Manila: The Phillipines is set to roll out a massive biometric programme akin to Aadhaar by spending 30-billion pesos ($563 million).
Lisa Grace Bersales, head of statistics office, is in charge of rolling out the programme that was signed into law earlier in August. President Rodrigo Duterte introduced the new biometric system to give Filipinos a national identity card to give access to everything from government services to bank accounts and jobs.
“Everyone will be in the picture,” Bersales said in an interview at her office in Manila. “No one will be left behind.”
The first step, Bersales, 60, said will be collecting data, such as eye scans, fingerprints and facial images, from one million beneficiaries of state cash handouts in the fourth quarter. Undocumented individuals and minority ethnic people will be targeted next, with the goal of registering and assigning a permanent ID number to all 106 million Filipinos by 2022.

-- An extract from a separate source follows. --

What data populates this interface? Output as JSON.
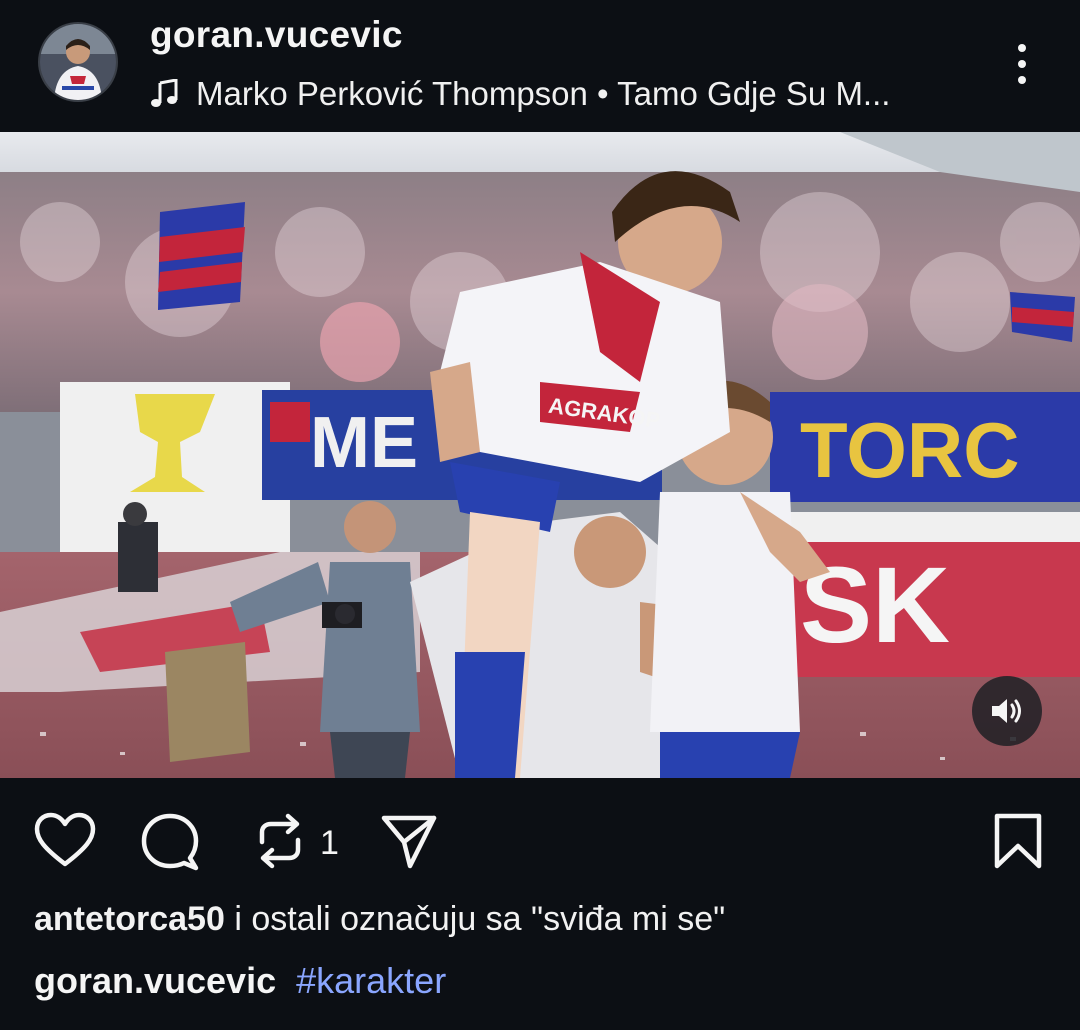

In the Philippines, Southeast Asia’s worst saver, the programme is key to the central bank’s financial inclusion push, which focuses on using mobile-phone applications and online payments systems to draw more people into banking system.
At least 10 million people can't open bank deposit accounts because they don't have identity documents and cards.

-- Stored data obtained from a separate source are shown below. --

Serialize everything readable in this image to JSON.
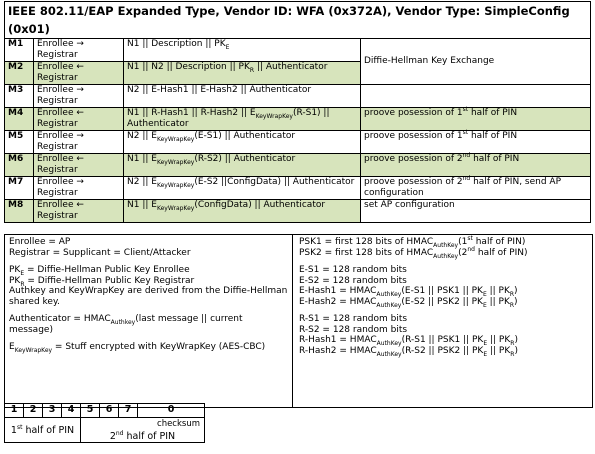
{
  "header": "IEEE 802.11/EAP Expanded Type, Vendor ID: WFA (0x372A), Vendor Type: SimpleConfig (0x01)",
  "messages": [
    {
      "id": "M1",
      "dir": "Enrollee → Registrar",
      "content": "N1 || Description || PK",
      "content_sub": "E",
      "content_rest": "",
      "purpose": ""
    },
    {
      "id": "M2",
      "dir": "Enrollee ← Registrar",
      "content": "N1 || N2 || Description || PK",
      "content_sub": "R",
      "content_rest": " || Authenticator",
      "purpose": ""
    },
    {
      "id": "M3",
      "dir": "Enrollee → Registrar",
      "content": "N2 || E-Hash1 || E-Hash2 || Authenticator",
      "content_sub": "",
      "content_rest": "",
      "purpose": ""
    },
    {
      "id": "M4",
      "dir": "Enrollee ← Registrar",
      "content": "N1 || R-Hash1 || R-Hash2 || E",
      "content_sub": "KeyWrapKey",
      "content_rest": "(R-S1) || Authenticator",
      "purpose": "proove posession of 1",
      "purpose_sup": "st",
      "purpose_rest": " half of PIN"
    },
    {
      "id": "M5",
      "dir": "Enrollee → Registrar",
      "content": "N2 || E",
      "content_sub": "KeyWrapKey",
      "content_rest": "(E-S1) || Authenticator",
      "purpose": "proove posession of 1",
      "purpose_sup": "st",
      "purpose_rest": " half of PIN"
    },
    {
      "id": "M6",
      "dir": "Enrollee ← Registrar",
      "content": "N1 || E",
      "content_sub": "KeyWrapKey",
      "content_rest": "(R-S2) || Authenticator",
      "purpose": "proove posession of 2",
      "purpose_sup": "nd",
      "purpose_rest": " half of PIN"
    },
    {
      "id": "M7",
      "dir": "Enrollee → Registrar",
      "content": "N2 || E",
      "content_sub": "KeyWrapKey",
      "content_rest": "(E-S2 ||ConfigData) || Authenticator",
      "purpose": "proove posession of 2",
      "purpose_sup": "nd",
      "purpose_rest": " half of PIN, send AP configuration"
    },
    {
      "id": "M8",
      "dir": "Enrollee ← Registrar",
      "content": "N1 || E",
      "content_sub": "KeyWrapKey",
      "content_rest": "(ConfigData) || Authenticator",
      "purpose": "set AP configuration",
      "purpose_sup": "",
      "purpose_rest": ""
    }
  ],
  "dh_label": "Diffie-Hellman Key Exchange",
  "legend_left": {
    "l1": "Enrollee = AP",
    "l2": "Registrar = Supplicant = Client/Attacker",
    "l3a": "PK",
    "l3sub": "E",
    "l3b": " = Diffie-Hellman Public Key Enrollee",
    "l4a": "PK",
    "l4sub": "R",
    "l4b": " = Diffie-Hellman Public Key Registrar",
    "l5": "Authkey and KeyWrapKey are derived from the Diffie-Hellman shared key.",
    "l6a": "Authenticator = HMAC",
    "l6sub": "Authkey",
    "l6b": "(last message || current message)",
    "l7a": "E",
    "l7sub": "KeyWrapKey",
    "l7b": " = Stuff encrypted with KeyWrapKey (AES-CBC)"
  },
  "legend_right": {
    "psk1a": "PSK1 = first 128 bits of HMAC",
    "psk1sub": "AuthKey",
    "psk1b": "(1",
    "psk1sup": "st",
    "psk1c": " half of PIN)",
    "psk2a": "PSK2 = first 128 bits of HMAC",
    "psk2sub": "AuthKey",
    "psk2b": "(2",
    "psk2sup": "nd",
    "psk2c": " half of PIN)",
    "es1": "E-S1 = 128 random bits",
    "es2": "E-S2 = 128 random bits",
    "eh1a": "E-Hash1 = HMAC",
    "eh1sub": "AuthKey",
    "eh1b": "(E-S1 || PSK1 || PK",
    "eh1s2": "E",
    "eh1c": " || PK",
    "eh1s3": "R",
    "eh1d": ")",
    "eh2a": "E-Hash2 = HMAC",
    "eh2sub": "AuthKey",
    "eh2b": "(E-S2 || PSK2 || PK",
    "eh2s2": "E",
    "eh2c": " || PK",
    "eh2s3": "R",
    "eh2d": ")",
    "rs1": "R-S1 = 128 random bits",
    "rs2": "R-S2 = 128 random bits",
    "rh1a": "R-Hash1 = HMAC",
    "rh1sub": "AuthKey",
    "rh1b": "(R-S1 || PSK1 || PK",
    "rh1s2": "E",
    "rh1c": " || PK",
    "rh1s3": "R",
    "rh1d": ")",
    "rh2a": "R-Hash2 = HMAC",
    "rh2sub": "AuthKey",
    "rh2b": "(R-S2 || PSK2 || PK",
    "rh2s2": "E",
    "rh2c": " || PK",
    "rh2s3": "R",
    "rh2d": ")"
  },
  "pin": {
    "digits": [
      "1",
      "2",
      "3",
      "4",
      "5",
      "6",
      "7",
      "0"
    ],
    "first_half_a": "1",
    "first_half_sup": "st",
    "first_half_b": " half of PIN",
    "checksum": "checksum",
    "second_half_a": "2",
    "second_half_sup": "nd",
    "second_half_b": " half of PIN"
  }
}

Many Filipinos face a nightmare to transact with formal financial institutions that need at least two government-issued ID cards and other documents. About 7.4 million Filipinos don't even have the most basic record of identity, a birth certificate, the statistics authority estimates. A reliance on cash results in many of them turning to loan sharks and pawnbrokers for loans that carry interest rates of as much as 20 per cent a month.
For financial technology companies like Globe Telecom Inc. and Jack Ma's Ant Financial, the national ID system - known as Phil-ID - is a boon in a country where 70 per cent of the population own a mobile phone.
"This legal recognition is essential to citizens, assuring them of their most basic human rights such as their right to access financial services," said Lito Villanueva, managing director at FINTQnologies Corp., the financial technology unit of PLDT Inc.-backed software company Voyager Innovations Inc.
A nationwide ID programme will reduce the company's risk and transaction costs and help its goal of bringing 30 million people into the formal financial system by 2020, he said.
Businesses like Ayala Corp. and Aboitiz Equity Ventures Inc. also see opportunities, submitting a proposal to the statistics agency to collect, manage and authenticate identity information of individuals.
Bersales said the government prefers a competitive auction, but will consider the proposal along with about 40 other companies that have submitted informal plans. The contract will be awarded in November.
The biometric system isn't without its critics. Religious groups, the media and data privacy watchdogs have raised concerns that the ID can be used to centralize and monitor transactions. Leftist lawmakers who objected to the bill said it can be used to harass opponents of Duterte.
Bersales said the concerns were unfounded and any data collected will be subject to existing privacy laws.
For the 31-year-old housekeeper Magracia, it's all about finally becoming official.
"People say a birth certificate is important and more especially so when you die," she said. "They say you can't be buried without it, so I'm still hoping to get one someday if given the chance."